Christianity has lumped a lot of Greek words for sinful sexual activities into the word Fornication as seen in some definitions of the word below, but again the word does not appear in any scripture.
Some examples:
noun
πορνεία
prostitution, whoring, harlotry, whoredom,
συνουσία
fornication, coition, intercourse, copulation
From the Strong’s Exhaustive Concordance
illicit sexual intercourse adultery, fornication, homosexuality, lesbianism, intercourse with animals etc. sexual intercourse with close relatives; Lev. Sexual intercourse with a divorced man or woman; Mk. 10:11-12 The worship of idols of the defilement of idolatry, as incurred by eating the sacrifices offered to idols etc
But Fornication is not a translational error it is man-made word that made its way into the 16th and 17th century translations of the Bible, but still this word did not originate in these Bibles.
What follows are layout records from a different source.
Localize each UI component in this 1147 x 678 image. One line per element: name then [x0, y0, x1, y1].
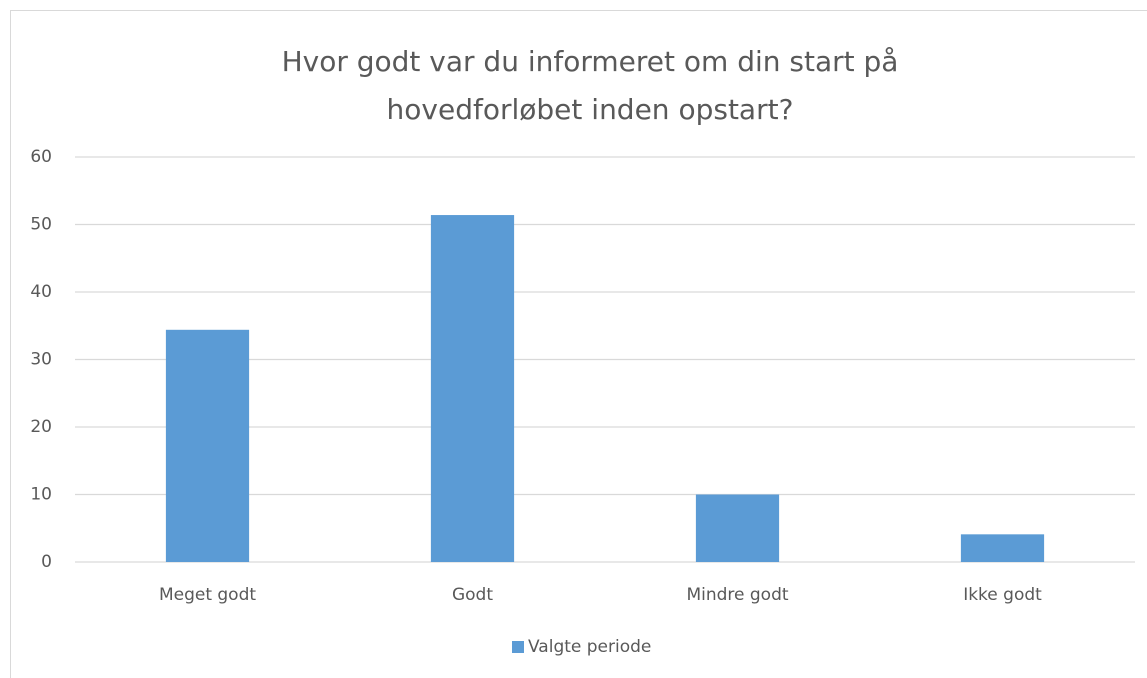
- y-tick-label: 0: [41, 552, 52, 572]
- bar: [960, 534, 1045, 562]
- x-tick-label: Mindre godt: [686, 585, 788, 605]
- y-tick-label: 10: [30, 485, 52, 505]
- x-tick-label: Meget godt: [159, 585, 256, 605]
- legend-swatch: [512, 641, 524, 653]
- y-tick-label: 20: [30, 417, 52, 437]
- y-tick-label: 60: [30, 147, 52, 167]
- bar: [165, 329, 250, 562]
- y-tick-label: 30: [30, 350, 52, 370]
- x-tick-label: Ikke godt: [963, 585, 1042, 605]
- chart-title: Hvor godt var du informeret om din start…: [281, 45, 899, 126]
- y-tick-label: 50: [30, 215, 52, 235]
- bar: [430, 215, 515, 563]
- chart-frame: [10, 10, 1147, 678]
- y-tick-label: 40: [30, 282, 52, 302]
- x-tick-label: Godt: [452, 585, 493, 605]
- legend-label: Valgte periode: [528, 637, 651, 657]
- bar: [695, 494, 780, 562]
When the Greek text was translated into the Latin Vulgate, (circa 404 AD) the word pornia and its variants were translated to the Latin word fornicatio. Then translated into the English word fornication and was used in the original Tyndale, Geneva, and King James Version of the Bible.
Nothing in all of this (or in anything that went before it) explains why "fornication" is a problem. You seem to just think it is.
I'm not particularly inclined to read through more of what you've written, I'm afraid. So far, your ideas are fraught with error and poor reasoning.